I watched DanPro tutorial, but he uses a mesh cage to englobe the deformation. My wires are going to move in several directions, not only up and down, so making a mesh cage is not going to work for me. Is the mesh cage necessary? he really does not explain the overall concept very well.
I also took a look to the bendy bones feature. Could this be applied to rig wires?
Totally, bendy bones are a good replacement for many situations where a splineIK would be used, although they are not a complete replacement. In your case, depending whether you want your wire to not stretch at all or if you’re fine with some stretching, and depending on the definition you want to have (one single bend or more) you can go for a chain of say, 4 bones with an ik and subdivide those 4 bones into say 4 bbones each. It’s hard to say without a screenshot or something
I concur with everything the experts have said here:
Separate meshes for each discreet part and “bone” parenting of the object to the bone for any mesh that doesn’t deform in itself.
Bendy bones for wires, hoses, etc that have one end fixed to one part and the other fixed to a second part that moves in relation to the first.
Optionally use an IK chain for the wires/hoses, etc. but “bendys” are the best. You can fix each end to another bone and they always behave themselves. You can set the degree of bend and stretch in an IK chain individually for each bone in the chain using the IK Properties for each bone.
Stretchable hoses can also be done with curves and hook modifiers BTW.
In order to help you properly, we need to see at least an image of the model and preferably a simple blend file. A solution around a hydraulic cylinder with cables/hoses attached is a simple rig using a stretchable IK chain for the cylinder and bendy bones for the cables/hoses, if this is what you are trying to achieve, just watch which bones inherit scale though…
Thanks guys, i dont have much time now but i will try to look into in when i get home. I will try to investigate bendy bones, cuz i think for my project is the most easy and direct way to do it (im just doing small wire tests for now) and i also will try to attach a blend file with the example i want to mount.

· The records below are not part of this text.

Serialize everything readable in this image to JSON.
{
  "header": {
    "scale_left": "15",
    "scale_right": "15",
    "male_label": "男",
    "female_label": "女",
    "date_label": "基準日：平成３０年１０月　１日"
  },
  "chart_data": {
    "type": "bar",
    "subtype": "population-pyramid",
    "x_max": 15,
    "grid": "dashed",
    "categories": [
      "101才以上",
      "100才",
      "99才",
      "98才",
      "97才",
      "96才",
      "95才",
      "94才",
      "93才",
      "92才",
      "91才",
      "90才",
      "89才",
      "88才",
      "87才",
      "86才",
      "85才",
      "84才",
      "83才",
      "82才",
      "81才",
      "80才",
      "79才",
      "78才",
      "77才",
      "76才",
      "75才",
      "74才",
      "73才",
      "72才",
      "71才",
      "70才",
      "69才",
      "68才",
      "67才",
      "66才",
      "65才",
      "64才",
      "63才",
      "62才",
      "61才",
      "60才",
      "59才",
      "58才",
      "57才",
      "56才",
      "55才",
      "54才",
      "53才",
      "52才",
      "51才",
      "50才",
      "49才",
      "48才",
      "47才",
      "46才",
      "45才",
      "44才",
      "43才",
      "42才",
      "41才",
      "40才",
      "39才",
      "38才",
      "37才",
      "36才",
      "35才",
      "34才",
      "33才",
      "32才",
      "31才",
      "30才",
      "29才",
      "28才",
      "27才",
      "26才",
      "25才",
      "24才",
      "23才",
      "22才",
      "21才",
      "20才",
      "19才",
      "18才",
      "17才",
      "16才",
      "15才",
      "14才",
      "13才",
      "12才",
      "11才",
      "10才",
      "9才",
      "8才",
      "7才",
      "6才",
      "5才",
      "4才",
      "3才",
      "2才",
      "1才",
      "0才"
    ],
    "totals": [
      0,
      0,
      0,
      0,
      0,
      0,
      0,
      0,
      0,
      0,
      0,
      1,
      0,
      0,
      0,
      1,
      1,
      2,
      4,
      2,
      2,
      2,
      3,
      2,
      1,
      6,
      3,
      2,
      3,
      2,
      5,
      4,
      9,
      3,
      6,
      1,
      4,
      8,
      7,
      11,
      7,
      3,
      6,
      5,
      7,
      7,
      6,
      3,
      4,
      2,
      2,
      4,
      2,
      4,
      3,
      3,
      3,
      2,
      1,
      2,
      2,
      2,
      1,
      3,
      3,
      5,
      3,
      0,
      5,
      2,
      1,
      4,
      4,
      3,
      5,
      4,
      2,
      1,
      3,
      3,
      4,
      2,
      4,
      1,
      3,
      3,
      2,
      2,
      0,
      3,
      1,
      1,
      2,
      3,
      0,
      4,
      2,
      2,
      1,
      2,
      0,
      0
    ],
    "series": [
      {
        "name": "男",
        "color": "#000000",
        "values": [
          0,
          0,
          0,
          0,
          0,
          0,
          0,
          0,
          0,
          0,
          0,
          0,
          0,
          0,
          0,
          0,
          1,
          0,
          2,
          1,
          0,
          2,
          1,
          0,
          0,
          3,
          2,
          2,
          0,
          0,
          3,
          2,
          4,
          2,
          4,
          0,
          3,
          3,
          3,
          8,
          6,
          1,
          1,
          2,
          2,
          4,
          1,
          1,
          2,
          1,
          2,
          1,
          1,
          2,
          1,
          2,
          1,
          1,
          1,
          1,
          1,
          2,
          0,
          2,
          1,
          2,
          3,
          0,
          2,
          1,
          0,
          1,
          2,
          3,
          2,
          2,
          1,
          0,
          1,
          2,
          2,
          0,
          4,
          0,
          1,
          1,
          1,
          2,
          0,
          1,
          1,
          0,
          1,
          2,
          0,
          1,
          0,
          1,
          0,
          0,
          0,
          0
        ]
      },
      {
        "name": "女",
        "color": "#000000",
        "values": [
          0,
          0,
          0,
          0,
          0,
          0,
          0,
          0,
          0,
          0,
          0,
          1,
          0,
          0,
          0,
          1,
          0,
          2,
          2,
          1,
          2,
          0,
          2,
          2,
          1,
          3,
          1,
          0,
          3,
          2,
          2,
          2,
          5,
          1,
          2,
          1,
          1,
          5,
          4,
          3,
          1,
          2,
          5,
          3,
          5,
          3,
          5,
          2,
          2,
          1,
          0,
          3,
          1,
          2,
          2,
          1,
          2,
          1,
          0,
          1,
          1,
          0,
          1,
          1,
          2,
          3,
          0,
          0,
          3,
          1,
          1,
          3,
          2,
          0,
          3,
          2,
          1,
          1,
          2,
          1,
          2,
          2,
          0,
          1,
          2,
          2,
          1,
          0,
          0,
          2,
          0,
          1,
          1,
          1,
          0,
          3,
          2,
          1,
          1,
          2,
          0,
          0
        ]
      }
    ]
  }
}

Hi, thanks for the blend file. Ive been looking into it but i dont really fully understand what you did. What is the purpose of the bezier curve? and again, how would be the process of mixing vertex groups with weighted bones? thats what i dont know how to do.
Anyways, this is the screencap of what i want to do. Very simple (just for training) wire from the squared entrance to the circular one. I could use just a fixed tube because the deformation is not going to be really noticeable (it only moves left and right coming exactly from the center) but for learning purposes i want to do it with a wire.
Note that i didnt even start rigging yet. And in the end all the mesh objects are going to be mixed in one single mesh splitted in different parts.
Thanks, i updated the blend file, with almost the final mesh and the provisional rig so you can see whats going on (note that again im not an experienced rigger). Im going to try to do something by myself to see if i can get somewhere.